Bukti besar lengan berkuasa jikalau Tanah Perdikan Majan punya posisi penting di pemerintahan Kadipaten Ngrowo, yaitu beberapa Bupati Ngrowo dimakamkan di sini. Di antaranya yakni R.M.T. Pringgodiningrat (Bupati keempat), R.M.T. Djajadiningrat (Bupati kelima), R.M.T. Pringgokoesomo (Bupati kesepuluh), dan Kanjeng Pangeran Haryo Kusumo Yudho (Patih ke-III Kesultanan Yogyakarta), dan makam keluarga yang lain yang masih terhitung saudara kerajaan.
Sebagaimana halnya ulama Nusantara yang lain yang mempunyai Pondok Pesantren untuk membuat lebih mudah dakwah ke murid-muridnya, komplek Masjid Al-Mimbar juga terdapat Pondok Nggrenjol. Di Pondok inilah, para keturunan Raden KH Khasan Mimbar dulu berdakwah dan tempat para santri untuk menimba ilmu.
Tugas menyebarkan agama Islam ini kemudian dilanjutkan oleh keturunan Raden KH Khasan Mimbar setelah wafat sampai Tanah Perdikan Majan diambil alih pemerintah Indonesia pada tahun 1979.
“Masjid Majan ini yang paling unik ini ialah aktivitas bacaan salalahu, lantunan solawat dan bacaan-bacaan yang berlagu jawa, sebelum puasa setiap malam jumat ada acara ratiban atau tahlil naluri nada Jawa,” ungkap Gus Ali Sodiq, Minggu (25/4/2021).
“Peningalan dia ada pusaka Kiai Golok, bantu-membantu itu nama kemoderenan, jika dilihat dari bentuknya kayak pedang, pusaka yang diberikan oleh Pakubuono II ke Hasan Mimbar untuk syiar agama,” lanjutnya.
Konsep dakwah yang diajarkan oleh KH Hasan Mimbar yakni dengan proses akulturasi nilai Islam kepada budaya atau budbahasa jawa.

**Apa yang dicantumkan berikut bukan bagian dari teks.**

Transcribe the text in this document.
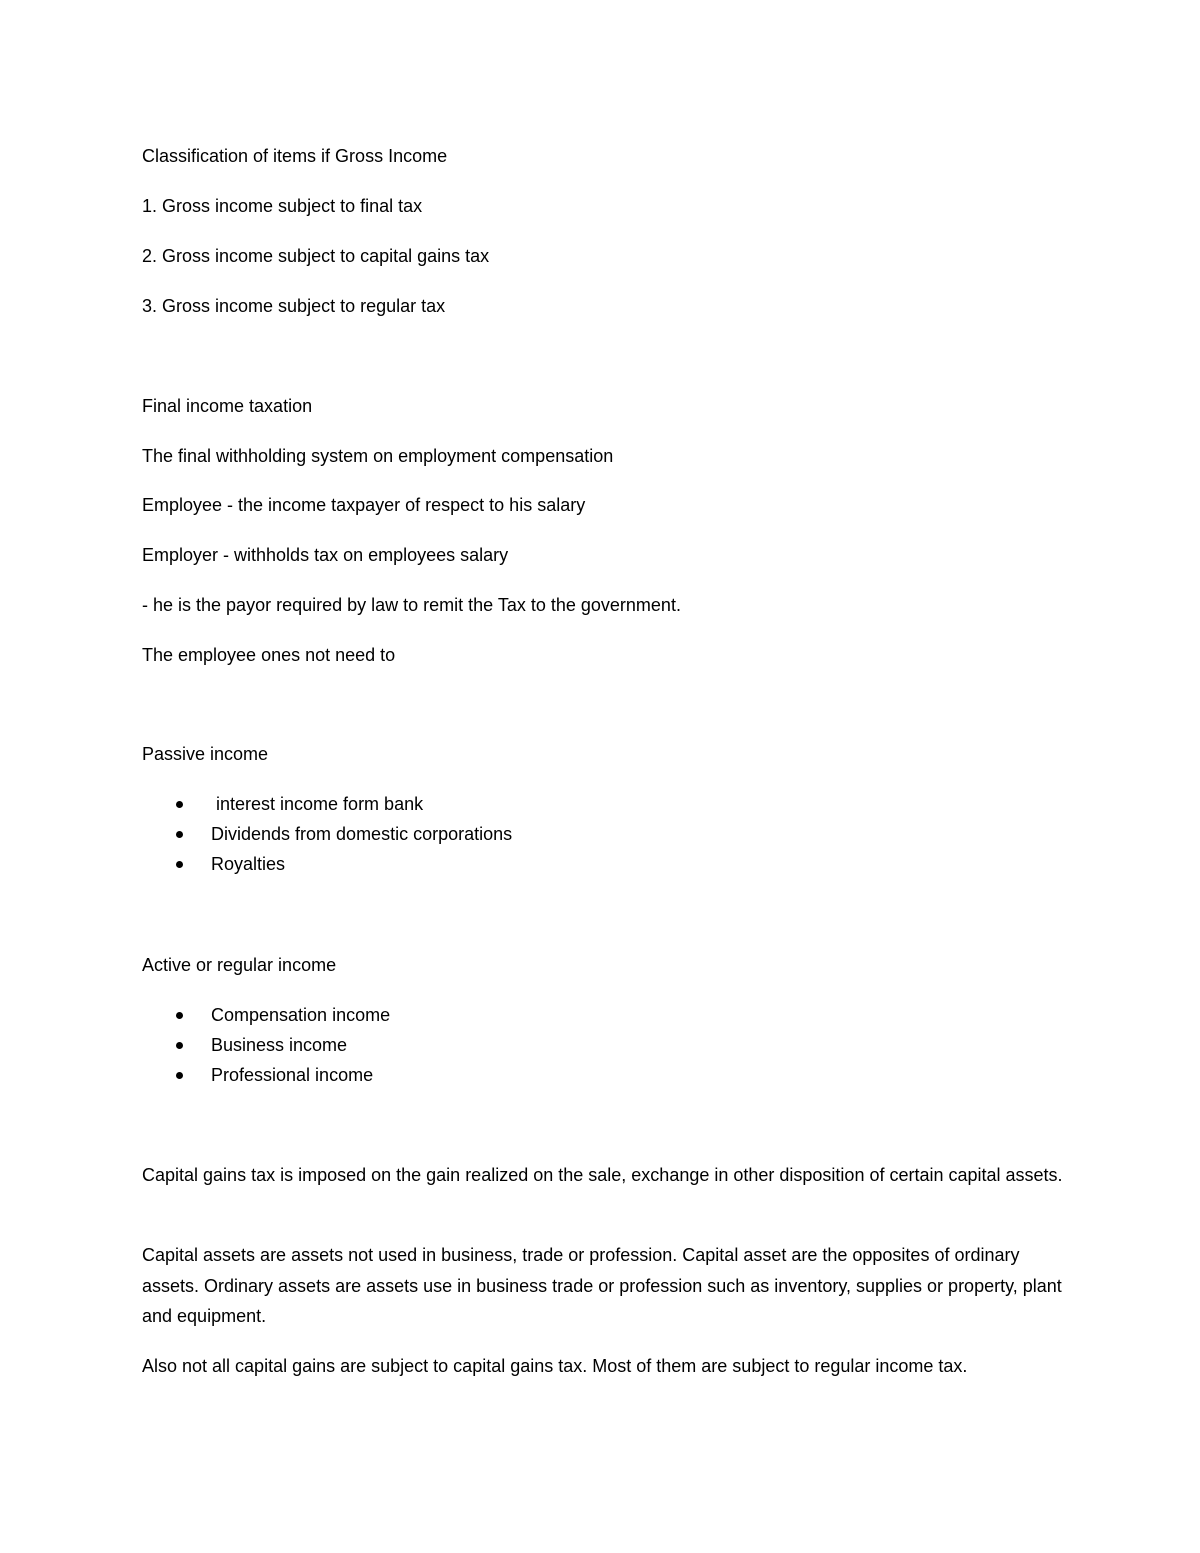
Classification of items if Gross Income
1. Gross income subject to final tax
2. Gross income subject to capital gains tax
3. Gross income subject to regular tax
Final income taxation
The final withholding system on employment compensation
Employee - the income taxpayer of respect to his salary
Employer - withholds tax on employees salary
- he is the payor required by law to remit the Tax to the government.
The employee ones not need to
Passive income
interest income form bank
Dividends from domestic corporations
Royalties
Active or regular income
Compensation income
Business income
Professional income
Capital gains tax is imposed on the gain realized on the sale, exchange in other disposition of certain capital assets.
Capital assets are assets not used in business, trade or profession. Capital asset are the opposites of ordinary assets. Ordinary assets are assets use in business trade or profession such as inventory, supplies or property, plant and equipment.
Also not all capital gains are subject to capital gains tax. Most of them are subject to regular income tax.
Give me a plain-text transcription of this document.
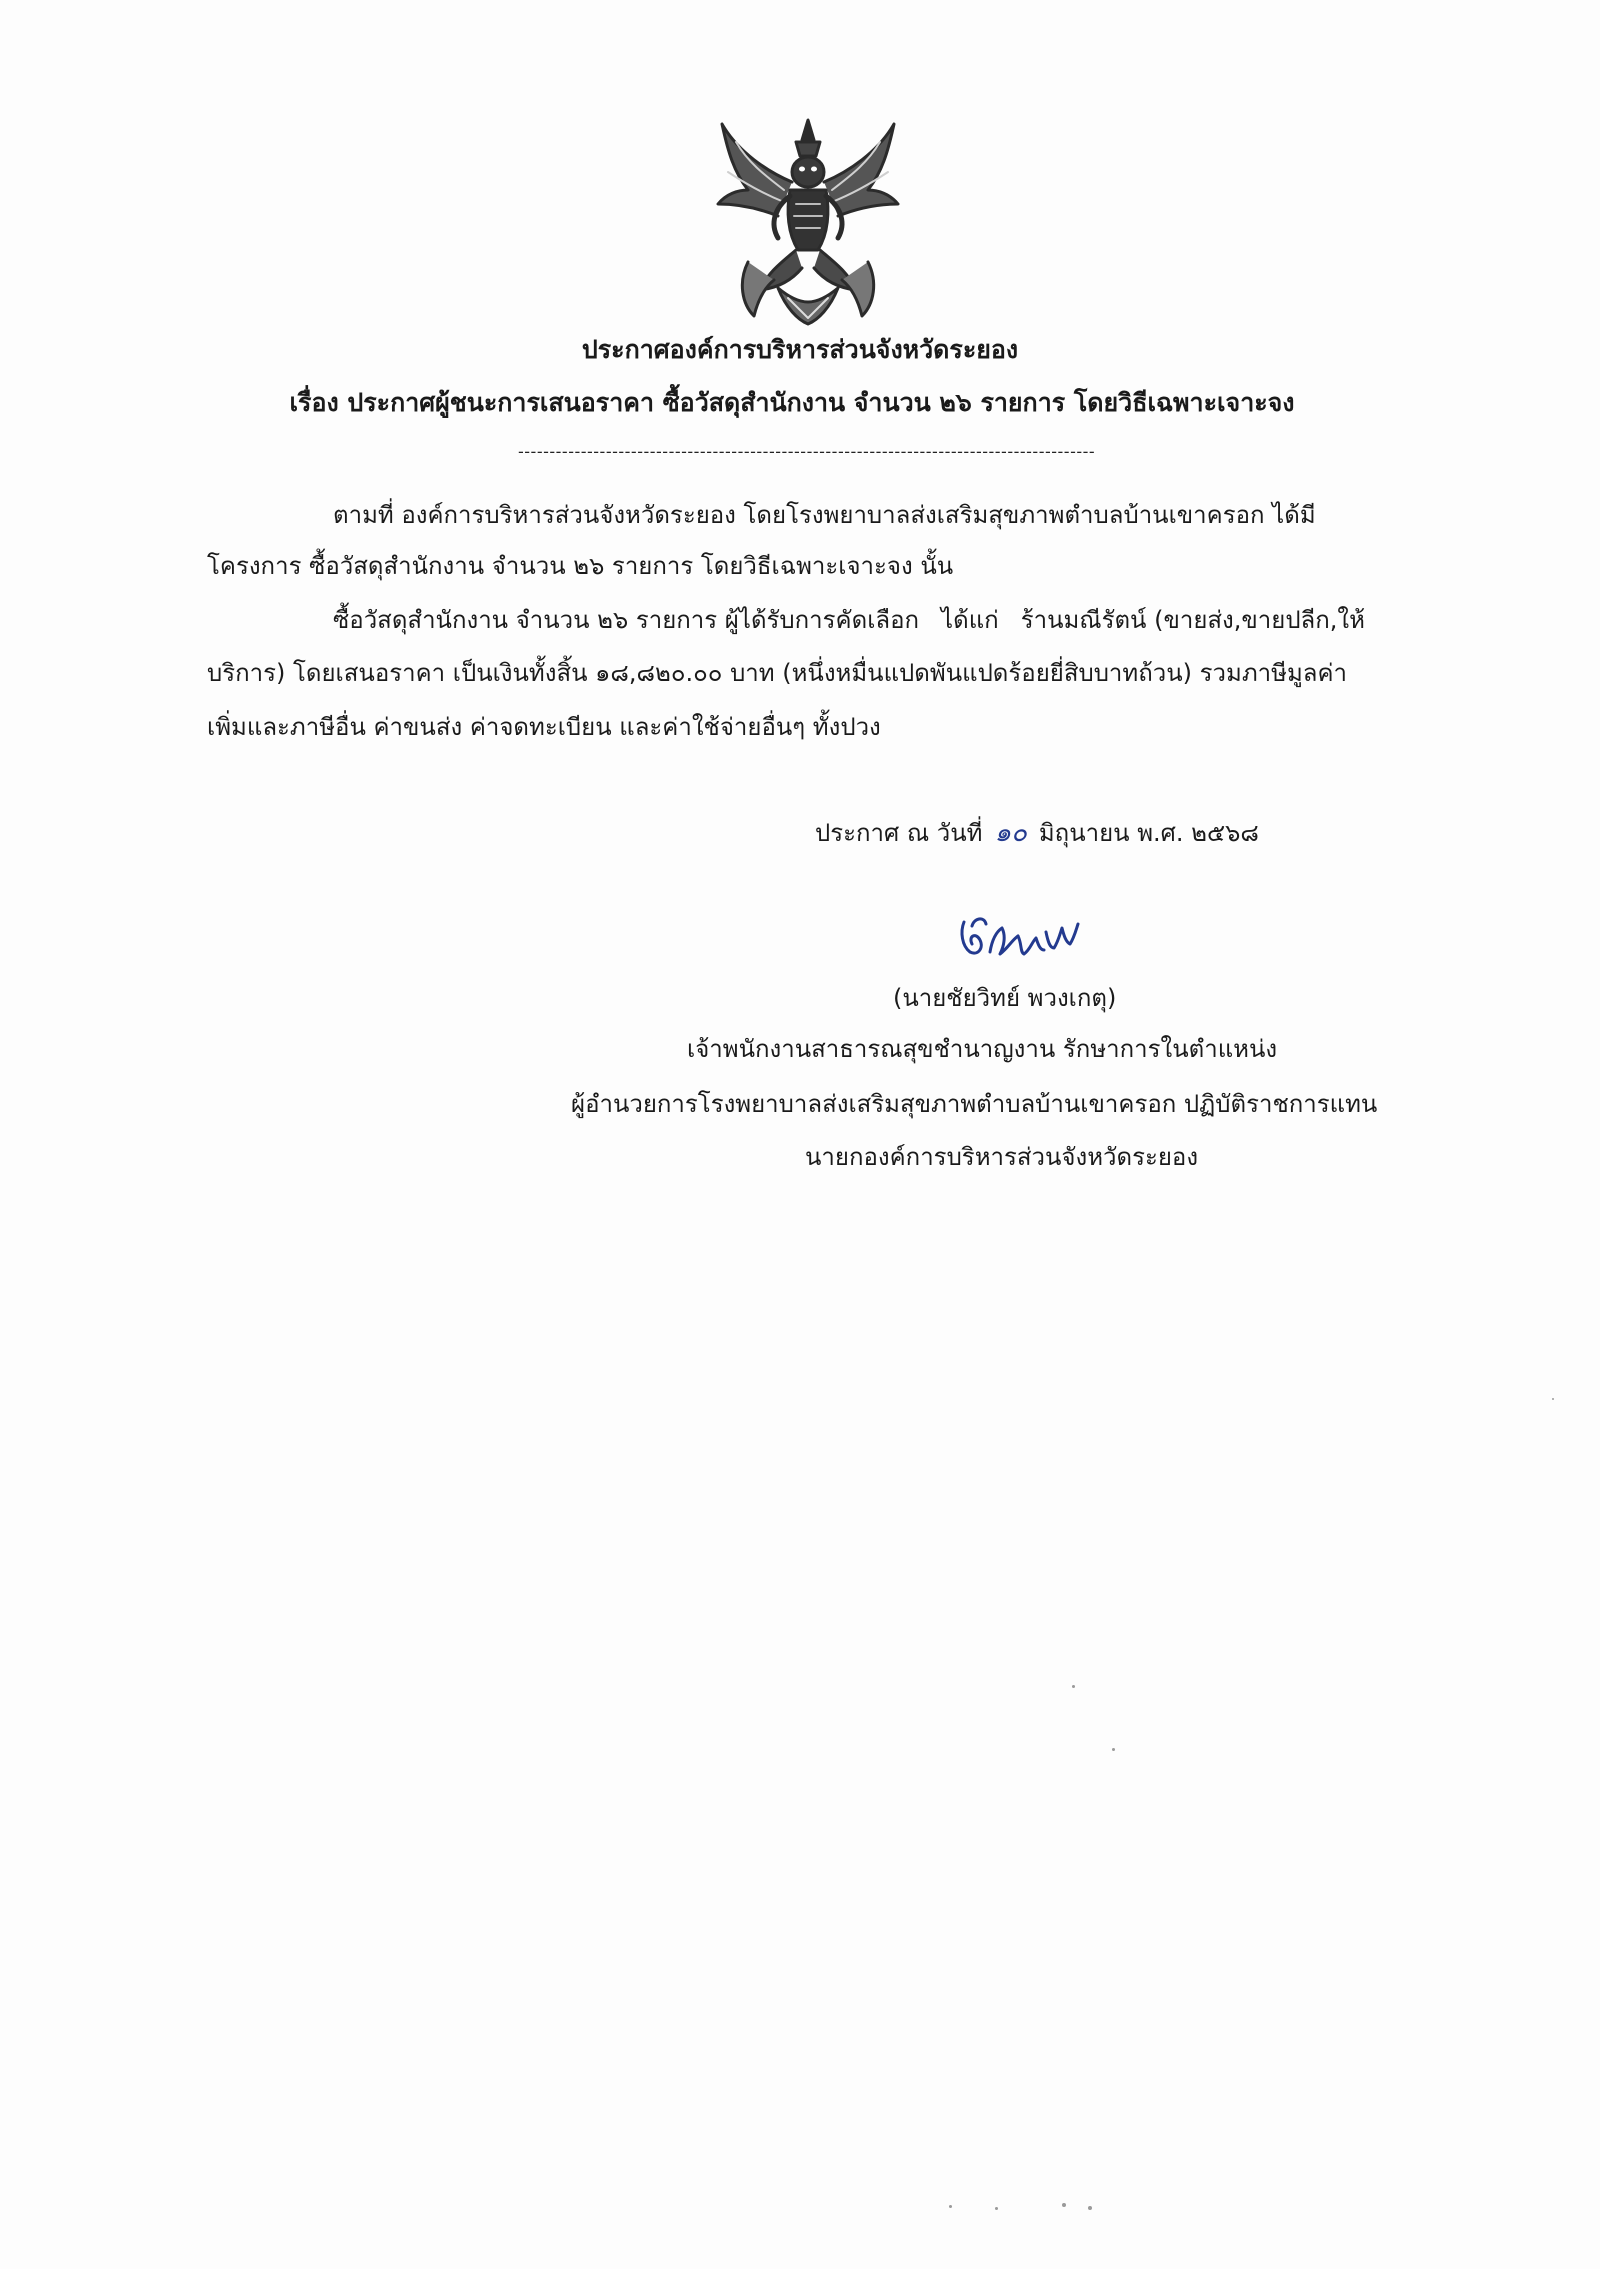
ประกาศองค์การบริหารส่วนจังหวัดระยอง
เรื่อง ประกาศผู้ชนะการเสนอราคา ซื้อวัสดุสำนักงาน จำนวน ๒๖ รายการ โดยวิธีเฉพาะเจาะจง
--------------------------------------------------------------------------------------------
ตามที่ องค์การบริหารส่วนจังหวัดระยอง โดยโรงพยาบาลส่งเสริมสุขภาพตำบลบ้านเขาครอก ได้มี
โครงการ ซื้อวัสดุสำนักงาน จำนวน ๒๖ รายการ โดยวิธีเฉพาะเจาะจง นั้น
ซื้อวัสดุสำนักงาน จำนวน ๒๖ รายการ ผู้ได้รับการคัดเลือก ได้แก่ ร้านมณีรัตน์ (ขายส่ง,ขายปลีก,ให้
บริการ) โดยเสนอราคา เป็นเงินทั้งสิ้น ๑๘,๘๒๐.๐๐ บาท (หนึ่งหมื่นแปดพันแปดร้อยยี่สิบบาทถ้วน) รวมภาษีมูลค่า
เพิ่มและภาษีอื่น ค่าขนส่ง ค่าจดทะเบียน และค่าใช้จ่ายอื่นๆ ทั้งปวง
ประกาศ ณ วันที่ ๑๐ มิถุนายน พ.ศ. ๒๕๖๘
(นายชัยวิทย์ พวงเกตุ)
เจ้าพนักงานสาธารณสุขชำนาญงาน รักษาการในตำแหน่ง
ผู้อำนวยการโรงพยาบาลส่งเสริมสุขภาพตำบลบ้านเขาครอก ปฏิบัติราชการแทน
นายกองค์การบริหารส่วนจังหวัดระยอง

“Dulu pondok sudah ada tapi dengan nama padepokan yang ada di maMjan, dulu itu ada, kegiatan di masjid termasuk tarekat. Kalau cara dakwanya itu tidak menghilangkan tradisi jawa juga. tetapi nilai islamnya dimasukkan situ,” terangnya.
Masjid ini pada tahun 1970-an sudah kena lumpur, lalu pada tahun 1980-an dipugar dan dinaikkan masjidnya dan ketika ini yang masih asli adalah atapnya dan menara corong yang dibangun tanpa ada besinya.
“Mohon maaf aku menyaksikan masjid Majan dan Pendopo (Pendopo Kongas Arum Kusumaning Bongso), penataannya hampir sama, strukturnya hampir sama, alasannya arsiteknya makamnya disini bupati ke empat,” pungkasnya.